Puntare tutto sul vaccino “è necessario, perché altre zoonosi come questa attuale – con il salto del virus dall’animale all’uomo – si ripresenteranno in continuazione e non possiamo contare sulle terapie: è necessario fermare l’epidemia sul nascere. Sulla versione digitale del “New York Times” potete seguire in diretta il numero di vaccini in sperimentazione e lo stadio di avanzamento: basta digitare sulla barra di ricerca di Google il nome del giornale e “Coronavirus Vaccine Tracker*”. Le peculiarità di SARS-CoV-2 ci hanno posto un dilemma epocale: come sarebbe stato il mondo se questo virus fosse stato molto più letale, con un tasso di mortalità del 50% in tutte le fasce d’età? Dovremo imparare tutto ciò che possiamo da questa pandemia e da come la vinceremo”.
“L’immunità innata è un insieme di difese aspecifiche ed estemporanee, come macrofagi e neutrofili, contro i patogeni. Paradossalmente, contro il SARS-CoV-2 queste difese, benché meno evolute, potrebbero essere utili se potenziate, perché subito pronte e “violente”, ma poi saremmo daccapo. Il sistema immunitario innato, infatti, non conserva memoria dei patogeni e al momento di un nuovo contatto con lo stesso virus ci si riammalerebbe. I vaccini, invece, non lavorano sull’immunità innata, ma sull’immunità acquisita, rappresentata dai linfociti T e B, che sollecitano la produzione di anticorpi. Si tratta di un sistema molto più lento, se pensiamo alle caratteristiche dell’immunità innata: sono necessari una settimana o 10 giorni per produrre anticorpi, ma poi si ha a disposizione un’arma specifica, affilata, che si ricorda del virus, nel caso in cui dovessimo di nuovo tornare in contatto. Attualmente l’immunità acquisita degli anticorpi prodotti dai vaccini in sperimentazione è ancora troppo breve e non sta al passo delle mutazioni del virus. E’ una realtà che, tra l’altro, rende l’immunità di gregge una chimera. Ma arriveremo comunque al vaccino: lo dovremo fare perché pandemie così violente saranno sempre più frequenti. I virus si diffondono più rapidamente a causa delle comunicazioni. Tuttavia, anche se i viaggi fossero molto meno intensi, SARS-CoV-2 potrebbe avere fatto lo stesso il giro del mondo: accadde con la pandemia influenzale del 1918“, spiega l’esperto.
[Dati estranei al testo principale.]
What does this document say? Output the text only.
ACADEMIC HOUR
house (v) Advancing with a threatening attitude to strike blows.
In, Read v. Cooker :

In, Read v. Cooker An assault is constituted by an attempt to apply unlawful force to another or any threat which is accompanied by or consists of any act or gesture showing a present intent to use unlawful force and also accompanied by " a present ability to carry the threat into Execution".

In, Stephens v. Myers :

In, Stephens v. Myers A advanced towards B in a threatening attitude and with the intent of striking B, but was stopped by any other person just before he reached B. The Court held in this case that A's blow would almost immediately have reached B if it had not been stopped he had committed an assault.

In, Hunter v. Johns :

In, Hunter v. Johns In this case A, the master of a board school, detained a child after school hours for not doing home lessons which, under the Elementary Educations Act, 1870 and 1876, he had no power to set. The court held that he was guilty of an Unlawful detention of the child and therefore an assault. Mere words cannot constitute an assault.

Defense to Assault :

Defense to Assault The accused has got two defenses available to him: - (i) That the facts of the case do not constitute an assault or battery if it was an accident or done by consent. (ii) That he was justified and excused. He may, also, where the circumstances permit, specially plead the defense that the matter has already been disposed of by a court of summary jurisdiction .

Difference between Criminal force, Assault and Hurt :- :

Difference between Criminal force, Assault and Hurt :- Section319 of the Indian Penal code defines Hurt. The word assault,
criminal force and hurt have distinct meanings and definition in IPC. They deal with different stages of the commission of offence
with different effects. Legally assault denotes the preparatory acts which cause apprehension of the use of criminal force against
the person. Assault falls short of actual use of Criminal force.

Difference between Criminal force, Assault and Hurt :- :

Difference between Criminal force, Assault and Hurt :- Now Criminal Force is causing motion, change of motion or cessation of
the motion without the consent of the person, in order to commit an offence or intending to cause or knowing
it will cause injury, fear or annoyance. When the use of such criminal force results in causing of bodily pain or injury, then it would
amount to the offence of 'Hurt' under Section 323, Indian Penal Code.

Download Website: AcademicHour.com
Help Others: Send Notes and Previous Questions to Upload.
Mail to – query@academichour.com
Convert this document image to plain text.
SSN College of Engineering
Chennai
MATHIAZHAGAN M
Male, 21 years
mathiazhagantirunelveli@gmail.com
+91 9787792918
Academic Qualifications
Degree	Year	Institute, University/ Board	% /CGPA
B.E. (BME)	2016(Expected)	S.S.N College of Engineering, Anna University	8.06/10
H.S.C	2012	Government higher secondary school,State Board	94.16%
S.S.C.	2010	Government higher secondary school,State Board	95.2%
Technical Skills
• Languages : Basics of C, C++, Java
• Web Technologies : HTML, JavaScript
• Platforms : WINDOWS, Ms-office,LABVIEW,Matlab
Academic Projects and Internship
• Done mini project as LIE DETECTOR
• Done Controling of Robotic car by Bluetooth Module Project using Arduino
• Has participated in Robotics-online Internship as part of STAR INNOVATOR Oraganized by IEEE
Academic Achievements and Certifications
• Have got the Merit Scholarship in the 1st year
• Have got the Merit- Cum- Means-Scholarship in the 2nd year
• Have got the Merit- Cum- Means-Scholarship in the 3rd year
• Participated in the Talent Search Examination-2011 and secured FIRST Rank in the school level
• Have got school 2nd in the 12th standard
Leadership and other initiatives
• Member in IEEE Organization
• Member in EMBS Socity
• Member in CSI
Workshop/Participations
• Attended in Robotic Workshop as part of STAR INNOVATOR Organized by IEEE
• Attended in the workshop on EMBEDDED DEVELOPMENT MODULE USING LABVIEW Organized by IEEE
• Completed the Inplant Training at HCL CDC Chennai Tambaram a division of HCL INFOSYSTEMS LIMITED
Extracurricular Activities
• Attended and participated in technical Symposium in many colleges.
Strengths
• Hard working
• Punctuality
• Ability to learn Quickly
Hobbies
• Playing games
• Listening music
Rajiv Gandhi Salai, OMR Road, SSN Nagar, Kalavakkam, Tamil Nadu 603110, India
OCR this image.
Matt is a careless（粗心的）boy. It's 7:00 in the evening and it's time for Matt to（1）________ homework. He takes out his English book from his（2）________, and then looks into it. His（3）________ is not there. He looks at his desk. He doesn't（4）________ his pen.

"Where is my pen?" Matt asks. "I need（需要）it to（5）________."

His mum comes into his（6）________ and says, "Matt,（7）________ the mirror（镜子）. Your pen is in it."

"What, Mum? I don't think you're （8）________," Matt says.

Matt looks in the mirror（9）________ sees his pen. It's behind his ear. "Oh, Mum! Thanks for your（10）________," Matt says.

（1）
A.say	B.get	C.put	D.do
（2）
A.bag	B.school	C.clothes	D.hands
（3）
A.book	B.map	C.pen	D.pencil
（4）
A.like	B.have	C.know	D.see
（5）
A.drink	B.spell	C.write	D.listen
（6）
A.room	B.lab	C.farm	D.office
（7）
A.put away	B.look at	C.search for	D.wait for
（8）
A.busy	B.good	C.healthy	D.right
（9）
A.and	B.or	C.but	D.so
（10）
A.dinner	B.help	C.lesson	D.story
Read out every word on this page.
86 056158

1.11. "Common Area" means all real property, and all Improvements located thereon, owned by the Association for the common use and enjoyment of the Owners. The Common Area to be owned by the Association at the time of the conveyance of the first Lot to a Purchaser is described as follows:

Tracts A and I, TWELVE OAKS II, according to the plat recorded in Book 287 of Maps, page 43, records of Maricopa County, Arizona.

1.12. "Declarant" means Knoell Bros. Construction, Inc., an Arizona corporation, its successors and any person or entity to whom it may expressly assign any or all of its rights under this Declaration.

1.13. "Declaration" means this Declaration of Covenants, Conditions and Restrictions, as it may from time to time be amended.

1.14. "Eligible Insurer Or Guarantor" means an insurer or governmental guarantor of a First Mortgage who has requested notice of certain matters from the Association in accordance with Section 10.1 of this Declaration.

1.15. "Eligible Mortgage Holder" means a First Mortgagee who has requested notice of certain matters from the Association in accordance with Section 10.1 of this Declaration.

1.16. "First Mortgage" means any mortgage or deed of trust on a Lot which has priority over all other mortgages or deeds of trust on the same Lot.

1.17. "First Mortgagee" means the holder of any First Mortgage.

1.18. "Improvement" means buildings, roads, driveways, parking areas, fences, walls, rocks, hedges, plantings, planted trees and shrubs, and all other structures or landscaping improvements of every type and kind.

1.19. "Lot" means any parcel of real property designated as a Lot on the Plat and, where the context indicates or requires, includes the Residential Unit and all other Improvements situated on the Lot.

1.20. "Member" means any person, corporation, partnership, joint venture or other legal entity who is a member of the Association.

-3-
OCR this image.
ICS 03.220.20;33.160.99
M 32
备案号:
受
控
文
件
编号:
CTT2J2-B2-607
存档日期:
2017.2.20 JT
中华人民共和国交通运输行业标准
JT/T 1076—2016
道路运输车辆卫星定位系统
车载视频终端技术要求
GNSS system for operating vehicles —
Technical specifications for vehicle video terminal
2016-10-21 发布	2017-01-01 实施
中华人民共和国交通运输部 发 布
Beutler conclude parlando di lockdown, misura al centro dell’attenzione per la dubbia efficacia nel contenere il contagio in caso di pandemie: “La necessità di isolare i vettori può entrare in conflitto con i valori e le leggi di una società e, inoltre, non è sempre possibile arginare l’attacco di virus a trasmissione orale e per contatto come questo. Va detto che un periodo asintomatico relativamente lungo, durante il quale è possibile la trasmissione, come nel caso di SARS-CoV-2, e la mancanza di un test rapido, fanno in modo che i soggetti possano portarlo ovunque prima che mostrino i segnali. L’unica risposta è la ricerca scientifica su vaccini che offrano un’immunità efficacie e sufficientemente duratura: per oggi e per domani”.